There has been a very long lead up to the opening of Lin-Manuel Miranda‘s hit musical, but when the announcement came in September that the show’s first preview would be pushed back from 21 November to the 6 December, a collective sigh went out from fans. The reason was the extensive refurb taking place at Cameron Mackintosh’s beautiful Victoria Palace Theatre. It prompted a huge ticketing re-shuffle – a rather big headache for troupers behind the scenes. But ultimately it was managed without too many hiccups and the show opened to fabulous reviews last week.

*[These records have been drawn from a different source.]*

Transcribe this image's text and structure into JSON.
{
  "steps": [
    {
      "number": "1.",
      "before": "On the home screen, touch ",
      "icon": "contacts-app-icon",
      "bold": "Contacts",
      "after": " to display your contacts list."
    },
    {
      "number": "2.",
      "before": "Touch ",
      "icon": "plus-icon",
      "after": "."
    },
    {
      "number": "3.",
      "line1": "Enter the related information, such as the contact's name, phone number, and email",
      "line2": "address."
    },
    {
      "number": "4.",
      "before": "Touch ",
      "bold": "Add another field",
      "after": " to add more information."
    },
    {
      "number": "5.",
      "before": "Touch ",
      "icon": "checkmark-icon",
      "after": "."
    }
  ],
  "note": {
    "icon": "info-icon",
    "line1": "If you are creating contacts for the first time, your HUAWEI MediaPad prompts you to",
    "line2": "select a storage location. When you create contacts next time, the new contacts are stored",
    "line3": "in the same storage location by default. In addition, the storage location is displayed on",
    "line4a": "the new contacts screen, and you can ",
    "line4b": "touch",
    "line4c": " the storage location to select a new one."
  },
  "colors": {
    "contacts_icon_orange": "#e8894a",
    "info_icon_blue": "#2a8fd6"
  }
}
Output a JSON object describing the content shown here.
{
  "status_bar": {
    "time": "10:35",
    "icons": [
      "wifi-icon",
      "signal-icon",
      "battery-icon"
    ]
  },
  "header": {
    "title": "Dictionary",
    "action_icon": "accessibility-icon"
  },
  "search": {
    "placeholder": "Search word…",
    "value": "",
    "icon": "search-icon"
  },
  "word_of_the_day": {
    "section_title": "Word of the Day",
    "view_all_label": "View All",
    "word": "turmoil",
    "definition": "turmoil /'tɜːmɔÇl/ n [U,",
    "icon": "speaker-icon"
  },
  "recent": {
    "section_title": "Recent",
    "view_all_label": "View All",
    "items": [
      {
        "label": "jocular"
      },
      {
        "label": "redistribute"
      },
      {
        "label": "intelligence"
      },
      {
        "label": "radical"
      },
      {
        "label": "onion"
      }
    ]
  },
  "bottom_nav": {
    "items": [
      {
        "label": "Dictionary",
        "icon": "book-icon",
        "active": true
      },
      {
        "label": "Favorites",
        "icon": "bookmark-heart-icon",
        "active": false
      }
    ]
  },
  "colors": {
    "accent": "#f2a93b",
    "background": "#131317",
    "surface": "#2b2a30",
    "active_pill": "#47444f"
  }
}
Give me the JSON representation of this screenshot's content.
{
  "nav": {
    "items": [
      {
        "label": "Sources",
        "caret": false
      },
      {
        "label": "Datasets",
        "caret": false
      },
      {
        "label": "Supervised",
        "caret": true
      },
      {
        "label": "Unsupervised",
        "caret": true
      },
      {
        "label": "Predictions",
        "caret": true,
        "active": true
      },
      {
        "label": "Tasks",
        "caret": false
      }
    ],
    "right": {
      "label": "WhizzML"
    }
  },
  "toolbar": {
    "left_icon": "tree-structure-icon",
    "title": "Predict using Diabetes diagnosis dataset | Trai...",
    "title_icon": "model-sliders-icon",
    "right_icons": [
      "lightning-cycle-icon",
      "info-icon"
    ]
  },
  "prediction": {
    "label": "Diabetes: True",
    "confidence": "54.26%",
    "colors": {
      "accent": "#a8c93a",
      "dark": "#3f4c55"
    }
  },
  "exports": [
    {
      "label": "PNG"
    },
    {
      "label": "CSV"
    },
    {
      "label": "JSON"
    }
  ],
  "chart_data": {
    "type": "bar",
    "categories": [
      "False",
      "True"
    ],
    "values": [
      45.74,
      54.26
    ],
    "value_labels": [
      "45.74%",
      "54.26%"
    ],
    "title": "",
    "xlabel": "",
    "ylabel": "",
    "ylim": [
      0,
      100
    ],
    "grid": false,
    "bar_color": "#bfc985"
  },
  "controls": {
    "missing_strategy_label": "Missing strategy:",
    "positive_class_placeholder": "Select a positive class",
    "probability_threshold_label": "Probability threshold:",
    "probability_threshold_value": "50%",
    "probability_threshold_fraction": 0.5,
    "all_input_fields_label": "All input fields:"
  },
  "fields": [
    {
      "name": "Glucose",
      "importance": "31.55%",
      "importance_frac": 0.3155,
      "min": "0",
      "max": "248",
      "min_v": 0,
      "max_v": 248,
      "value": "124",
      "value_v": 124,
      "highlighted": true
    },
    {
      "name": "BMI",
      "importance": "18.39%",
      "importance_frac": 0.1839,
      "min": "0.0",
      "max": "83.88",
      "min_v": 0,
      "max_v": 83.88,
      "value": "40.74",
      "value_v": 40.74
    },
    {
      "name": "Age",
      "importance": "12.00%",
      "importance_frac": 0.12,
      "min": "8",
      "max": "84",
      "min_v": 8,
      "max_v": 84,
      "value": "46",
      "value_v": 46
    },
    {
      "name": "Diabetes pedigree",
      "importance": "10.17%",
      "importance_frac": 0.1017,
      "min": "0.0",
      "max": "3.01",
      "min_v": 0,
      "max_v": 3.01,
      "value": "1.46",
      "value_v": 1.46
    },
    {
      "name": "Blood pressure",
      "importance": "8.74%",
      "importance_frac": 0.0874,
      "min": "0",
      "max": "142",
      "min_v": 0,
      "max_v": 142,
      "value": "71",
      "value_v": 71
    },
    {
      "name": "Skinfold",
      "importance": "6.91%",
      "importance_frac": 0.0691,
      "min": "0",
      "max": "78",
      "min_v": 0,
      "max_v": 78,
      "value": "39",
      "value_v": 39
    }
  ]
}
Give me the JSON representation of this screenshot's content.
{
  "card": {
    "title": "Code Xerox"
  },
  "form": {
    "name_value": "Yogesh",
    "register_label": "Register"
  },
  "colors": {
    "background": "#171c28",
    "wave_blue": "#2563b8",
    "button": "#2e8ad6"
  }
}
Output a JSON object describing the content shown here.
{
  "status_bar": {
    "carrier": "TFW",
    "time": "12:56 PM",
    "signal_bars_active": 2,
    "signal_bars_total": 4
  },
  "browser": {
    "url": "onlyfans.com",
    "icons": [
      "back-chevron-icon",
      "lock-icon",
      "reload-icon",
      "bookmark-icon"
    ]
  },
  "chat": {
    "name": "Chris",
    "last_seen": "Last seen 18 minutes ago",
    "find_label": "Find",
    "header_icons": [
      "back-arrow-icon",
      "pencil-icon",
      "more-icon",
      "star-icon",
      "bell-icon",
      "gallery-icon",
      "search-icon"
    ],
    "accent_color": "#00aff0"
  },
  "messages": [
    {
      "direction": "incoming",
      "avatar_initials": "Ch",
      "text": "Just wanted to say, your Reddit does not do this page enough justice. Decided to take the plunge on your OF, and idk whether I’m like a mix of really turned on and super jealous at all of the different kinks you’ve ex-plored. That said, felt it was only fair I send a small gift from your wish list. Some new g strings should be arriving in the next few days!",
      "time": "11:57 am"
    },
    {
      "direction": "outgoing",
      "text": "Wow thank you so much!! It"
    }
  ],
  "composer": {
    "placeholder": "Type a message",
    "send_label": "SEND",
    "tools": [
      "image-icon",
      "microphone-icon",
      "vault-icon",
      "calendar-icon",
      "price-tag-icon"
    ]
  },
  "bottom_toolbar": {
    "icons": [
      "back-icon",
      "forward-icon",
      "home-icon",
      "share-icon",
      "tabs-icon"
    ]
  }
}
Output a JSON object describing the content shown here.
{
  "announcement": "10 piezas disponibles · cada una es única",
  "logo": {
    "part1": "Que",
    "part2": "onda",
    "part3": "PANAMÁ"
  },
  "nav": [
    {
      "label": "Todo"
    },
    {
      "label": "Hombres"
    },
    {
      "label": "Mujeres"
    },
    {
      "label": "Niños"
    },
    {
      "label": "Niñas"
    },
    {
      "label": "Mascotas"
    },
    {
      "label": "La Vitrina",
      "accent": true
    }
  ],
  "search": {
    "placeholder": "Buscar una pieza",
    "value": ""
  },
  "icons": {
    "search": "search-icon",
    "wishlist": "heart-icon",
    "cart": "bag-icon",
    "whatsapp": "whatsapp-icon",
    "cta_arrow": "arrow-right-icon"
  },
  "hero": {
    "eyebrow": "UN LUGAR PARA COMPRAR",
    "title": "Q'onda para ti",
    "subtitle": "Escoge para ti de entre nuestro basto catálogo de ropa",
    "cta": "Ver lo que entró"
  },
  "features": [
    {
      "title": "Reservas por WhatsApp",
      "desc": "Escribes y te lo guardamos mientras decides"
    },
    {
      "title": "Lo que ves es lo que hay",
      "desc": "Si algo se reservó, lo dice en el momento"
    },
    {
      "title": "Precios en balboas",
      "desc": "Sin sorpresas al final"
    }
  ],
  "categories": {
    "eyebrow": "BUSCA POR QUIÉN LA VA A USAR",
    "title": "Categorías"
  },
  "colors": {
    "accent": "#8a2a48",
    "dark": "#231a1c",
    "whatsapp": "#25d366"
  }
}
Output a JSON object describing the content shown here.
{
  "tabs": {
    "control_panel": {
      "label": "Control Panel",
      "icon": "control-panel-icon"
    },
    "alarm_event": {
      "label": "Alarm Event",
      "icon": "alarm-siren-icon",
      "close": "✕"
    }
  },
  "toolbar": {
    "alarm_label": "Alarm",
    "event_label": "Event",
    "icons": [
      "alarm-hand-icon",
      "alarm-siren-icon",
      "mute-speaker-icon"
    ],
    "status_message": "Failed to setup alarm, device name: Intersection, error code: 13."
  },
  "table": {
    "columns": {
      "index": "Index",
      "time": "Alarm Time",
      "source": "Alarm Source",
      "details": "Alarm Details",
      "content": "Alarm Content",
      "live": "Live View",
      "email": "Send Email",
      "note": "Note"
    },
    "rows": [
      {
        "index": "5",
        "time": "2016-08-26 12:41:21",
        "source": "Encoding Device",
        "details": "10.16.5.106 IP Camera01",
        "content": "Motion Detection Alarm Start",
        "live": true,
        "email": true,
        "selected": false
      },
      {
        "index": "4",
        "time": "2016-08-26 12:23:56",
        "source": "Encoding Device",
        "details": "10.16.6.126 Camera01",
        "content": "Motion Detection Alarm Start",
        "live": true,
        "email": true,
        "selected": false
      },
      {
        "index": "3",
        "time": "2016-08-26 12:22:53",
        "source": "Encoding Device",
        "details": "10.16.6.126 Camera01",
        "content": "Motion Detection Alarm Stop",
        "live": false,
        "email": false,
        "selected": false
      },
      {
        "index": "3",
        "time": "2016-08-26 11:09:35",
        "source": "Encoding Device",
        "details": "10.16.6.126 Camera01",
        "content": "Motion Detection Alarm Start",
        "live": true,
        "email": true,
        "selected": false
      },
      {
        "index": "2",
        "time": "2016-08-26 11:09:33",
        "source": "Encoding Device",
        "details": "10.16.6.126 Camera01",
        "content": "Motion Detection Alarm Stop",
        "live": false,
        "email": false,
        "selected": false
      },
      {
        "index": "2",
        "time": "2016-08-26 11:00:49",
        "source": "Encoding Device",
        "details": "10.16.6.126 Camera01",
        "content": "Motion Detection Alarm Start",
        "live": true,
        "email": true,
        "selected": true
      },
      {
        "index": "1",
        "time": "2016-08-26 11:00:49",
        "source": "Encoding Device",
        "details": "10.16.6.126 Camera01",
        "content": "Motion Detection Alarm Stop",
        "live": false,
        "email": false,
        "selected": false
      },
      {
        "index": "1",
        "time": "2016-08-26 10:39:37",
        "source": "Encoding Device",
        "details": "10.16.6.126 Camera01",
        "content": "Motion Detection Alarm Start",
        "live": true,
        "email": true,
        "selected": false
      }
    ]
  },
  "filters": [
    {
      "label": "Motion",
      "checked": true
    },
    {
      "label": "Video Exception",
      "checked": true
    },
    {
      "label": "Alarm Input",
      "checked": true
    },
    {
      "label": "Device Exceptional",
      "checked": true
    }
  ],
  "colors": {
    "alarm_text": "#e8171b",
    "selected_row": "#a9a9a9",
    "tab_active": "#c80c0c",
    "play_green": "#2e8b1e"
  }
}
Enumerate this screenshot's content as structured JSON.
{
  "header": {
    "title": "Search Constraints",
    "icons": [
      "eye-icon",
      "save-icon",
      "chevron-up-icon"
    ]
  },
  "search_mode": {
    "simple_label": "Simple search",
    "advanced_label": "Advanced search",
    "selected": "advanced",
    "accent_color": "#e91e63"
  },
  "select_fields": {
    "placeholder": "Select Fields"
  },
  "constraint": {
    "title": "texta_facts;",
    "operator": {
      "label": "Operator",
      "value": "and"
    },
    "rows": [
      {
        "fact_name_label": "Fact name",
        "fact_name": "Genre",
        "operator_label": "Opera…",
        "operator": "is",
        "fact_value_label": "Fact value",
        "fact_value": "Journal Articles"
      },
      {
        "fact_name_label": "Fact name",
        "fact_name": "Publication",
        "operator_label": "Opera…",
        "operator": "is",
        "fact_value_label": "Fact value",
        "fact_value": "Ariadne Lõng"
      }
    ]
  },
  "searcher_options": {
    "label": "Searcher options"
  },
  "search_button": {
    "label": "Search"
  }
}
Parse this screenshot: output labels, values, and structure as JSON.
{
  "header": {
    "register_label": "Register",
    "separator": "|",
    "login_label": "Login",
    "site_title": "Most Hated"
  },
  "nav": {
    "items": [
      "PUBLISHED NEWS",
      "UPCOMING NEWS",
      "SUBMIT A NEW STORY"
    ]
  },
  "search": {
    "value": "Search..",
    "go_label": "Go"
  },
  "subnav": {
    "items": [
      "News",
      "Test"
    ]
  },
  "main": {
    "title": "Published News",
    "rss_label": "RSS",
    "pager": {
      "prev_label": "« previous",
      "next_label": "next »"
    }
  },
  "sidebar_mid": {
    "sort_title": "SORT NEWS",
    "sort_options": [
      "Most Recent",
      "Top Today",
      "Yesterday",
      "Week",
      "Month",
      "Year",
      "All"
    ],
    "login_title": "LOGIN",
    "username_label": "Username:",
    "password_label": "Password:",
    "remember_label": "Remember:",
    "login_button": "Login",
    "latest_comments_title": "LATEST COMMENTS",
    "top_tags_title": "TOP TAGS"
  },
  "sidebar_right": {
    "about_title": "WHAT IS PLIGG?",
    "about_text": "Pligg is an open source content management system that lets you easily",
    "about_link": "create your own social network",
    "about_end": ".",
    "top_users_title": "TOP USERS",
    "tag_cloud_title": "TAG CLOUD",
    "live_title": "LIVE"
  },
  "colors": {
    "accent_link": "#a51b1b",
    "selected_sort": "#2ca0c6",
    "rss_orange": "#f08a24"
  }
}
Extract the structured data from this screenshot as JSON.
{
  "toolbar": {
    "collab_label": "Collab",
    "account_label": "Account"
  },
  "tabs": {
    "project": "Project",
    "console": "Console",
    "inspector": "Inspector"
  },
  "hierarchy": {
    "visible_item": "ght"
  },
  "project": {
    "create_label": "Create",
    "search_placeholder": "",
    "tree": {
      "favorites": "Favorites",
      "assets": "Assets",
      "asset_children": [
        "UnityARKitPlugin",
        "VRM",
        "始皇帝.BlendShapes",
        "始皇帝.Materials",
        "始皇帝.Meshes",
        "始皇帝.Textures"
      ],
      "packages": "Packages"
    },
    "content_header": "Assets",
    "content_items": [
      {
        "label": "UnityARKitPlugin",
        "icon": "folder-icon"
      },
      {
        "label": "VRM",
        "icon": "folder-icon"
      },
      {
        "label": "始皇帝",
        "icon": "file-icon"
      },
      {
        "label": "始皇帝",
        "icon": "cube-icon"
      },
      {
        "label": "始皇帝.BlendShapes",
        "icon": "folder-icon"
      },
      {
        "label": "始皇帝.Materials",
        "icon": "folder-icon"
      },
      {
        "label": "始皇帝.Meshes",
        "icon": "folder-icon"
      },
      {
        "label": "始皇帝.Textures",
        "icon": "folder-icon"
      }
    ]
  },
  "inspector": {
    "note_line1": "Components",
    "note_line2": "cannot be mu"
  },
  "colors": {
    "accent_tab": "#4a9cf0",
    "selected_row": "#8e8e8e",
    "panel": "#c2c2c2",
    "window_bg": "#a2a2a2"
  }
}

Artistic director of the Royal Court Vicky Featherstone was supremely fast in responding to the allegations of sexual harassment in the industry both on these shores and in America. In November she set up a town hall meeting, where stories of abuse were read out and people could come together to work out what to do next. As a result, the theatre released a code of conduct, something that was, according to Featherstone, a work in progress. It demonstrated remarkable leadership from Featherstone.
Shakespeare’s Globe was barely out of the news in 2016, with Emma Rice making headlines for stepping down from her position as artistic director only two years after she began. So all eyes were on the theatre again in 2017, to see who would be appointed as her successor. Michelle Terry was announced in July and the response was, in the main, very positive. One of the finest Shakespearean performers of our time heading up the home of the Bard? Surely that could be no bad thing. We wait to hear her first season in January.
Probably the most surprisingly widely read news story this year was the RSC’s announcement of a jumble sale. You all went slightly feverish with excitement at the prospect of being able to own something David Tennant may have worn. More than 10,000 pieces of costume were sold in September and the money raised went to restoring and renovating the costume workshop.
The Old Vic had a tricky final few months of 2017, having to deal with allegations of sexual abuse targeted at the venue’s ex-artistic director Kevin Spacey while he was in charge. In November, the theatre released the results of an investigation, where 20 allegations were made against Spacey. The atmosphere in the press conference was sombre and those now in charge are set on working out ways to create a safer working environment.
After a difficult 2016, Emma Rice wasn’t entirely out of the news this year either. With the announcement of her new company Wise Children came claims that the Arts Council had gone too far in funding the brand new company almost £2 million between 2018 and 2022. But Rice, in her easy and open way, rebuked the claims by publishing the company’s arts council application in full. We read it, and it looked pretty sturdy to us.
We announced in August that Andrew Lloyd Webber’s musical was to return to London for a concert-style workshop and you all got exceptionally excited. The show ran at The Other Palace, and was a chance to look over the piece and reunite the original creative team. It hasn’t led to anything else yet, but we are hoping…
We know you all love a good list, but the reaction to our poll looking for the Top 100 Showtunes of all time was unprecedented. It was all voted for by the WhatsOnStage audience and some old classics – including “Tonight” from West Side Story – made it into the top ten alongside some newbies – such as ‘”Waving Through a Window” from Dear Evan Hansen. The one that beat all the rest? “One Day More” from Les Miserables of course.
We lost a lot of huge talents this year – including Tim Pigott Smith and Tony Haygarth. The legendary Sir Peter Hall left us in September at the age of 86. It was a chance to look back on the remarkable man who changed the face of British theatre.
With not quite as much buzz as Cumberhamlet, Tom Hiddleston’s Hamlet was nonetheless a rather epic affair. The show was announced only a month ahead of its first dates and, shock horror, critics were not to be invited to review. The show was staged in RADA’s Jerwood Vanbrugh Theatre and tickets were only available via ballot. It was all for a good cause, however, with the money going to the drama school’s regeneration.
After 18 years at the helm of the Young Vic, David Lan announced he would be stepping down in June this year. There were many, many thoughts about who might replace him, and when the announcement came in September that it would be Kwame Kwei-Armah, we and many others all rejoiced.